Elmalılı Muhammed Hamdi Yazır:
Nuh kavmine gelince, Peygamberleri yalancılıkla itham ettiklerinde, onları suda boğduk ve kendilerini insanlar için bir ibret yaptık. Biz zalimler için acıklı bir azab hazırlamışızdır.
Diyanet Vakfı:
Nuh kavmine gelince, peygamberleri yalancılıkla itham ettiklerinde onları, suda boğduk ve kendilerini insanlar için bir ibret yaptık. Zalimler için acıklı bir azap hazırladık.
İngilizce:
And the people of Noah,- when they rejected the messengers, We drowned them, and We made them as a Sign for mankind; and We have prepared for (all) wrong-doers a grievous Penalty;-
Fransızca:
Et le peuple de Noé, quand ils eurent démenti les messagers, Nous les noyâmes et en fîmes pour les gens un signe d'avertissement. Et Nous avons préparé pour les injustes un châtiment douloureux.
Almanca:
Und die Leute von Nuh, als sie den Gesandten der Lüge bezichtigten, ertränkten WIR sie und machten sie zu einer Aya für die Menschen. Und WIR bereiteten für die Unrecht-Begehenden eine qualvolle Peinigung.
Rusça:
Мы потопили народ Нуха (Ноя), когда они сочли лжецами посланников, и сделали их знамением для людей. Мы приготовили беззаконникам мучительные страдания.
Açıklama:

ve`âdev veŝemûde veaṣḥâbe-rrassi veḳurûnem beyne ẕâlike keŝîrâ.
Arapça:
وَعَادًا وَثَمُودَ وَأَصْحَابَ الرَّسِّ وَقُرُونًا بَيْنَ ذَٰلِكَ كَثِيرًا
Türkçe:
Âd'ı, Semûd'u, Ress, halkını ve bunlar arasında birçok nesilleri yere batırdık.

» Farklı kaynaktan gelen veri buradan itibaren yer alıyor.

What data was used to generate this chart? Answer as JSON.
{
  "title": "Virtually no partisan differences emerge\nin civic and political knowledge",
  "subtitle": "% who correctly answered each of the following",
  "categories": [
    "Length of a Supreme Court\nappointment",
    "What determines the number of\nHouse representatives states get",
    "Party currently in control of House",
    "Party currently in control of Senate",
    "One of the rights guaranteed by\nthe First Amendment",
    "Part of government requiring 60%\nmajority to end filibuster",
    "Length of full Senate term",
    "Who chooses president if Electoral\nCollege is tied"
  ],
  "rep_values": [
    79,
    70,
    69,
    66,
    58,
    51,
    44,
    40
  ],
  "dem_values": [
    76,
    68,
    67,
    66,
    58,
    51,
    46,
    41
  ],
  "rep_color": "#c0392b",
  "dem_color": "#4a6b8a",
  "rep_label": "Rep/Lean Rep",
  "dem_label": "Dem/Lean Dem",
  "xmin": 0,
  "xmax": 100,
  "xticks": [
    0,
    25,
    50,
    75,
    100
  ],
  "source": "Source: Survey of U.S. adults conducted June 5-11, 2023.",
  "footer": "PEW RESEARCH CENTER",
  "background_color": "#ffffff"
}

Elmalılı Muhammed Hamdi Yazır:
Ad'ı, Semud'u, Ress halkını ve bunlar arasında daha bir çok nesilleri de (inkârcılıkları yüzünden helak ettik)
Diyanet Vakfı:
Ad'ı, Semud'u, Ress halkını ve bunlar arasında daha birçok nesilleri de (inkarcılıklarından ötürü helak ettik).
İngilizce:
As also 'Ad and Thamud, and the Companions of the Rass, and many a generation between them.
Fransızca:
Et les Aad, les Tamud, les gens d'Ar-Rass et de nombreuses générations intermédiaires !
Almanca:
Sowie 'Aad, Thamud, die Weggenossen von Ar-rass und viele Generationen zwischen diesen.
Rusça:
А также адитов, самудян, жителей Расса и многие поколения, которые были между ними.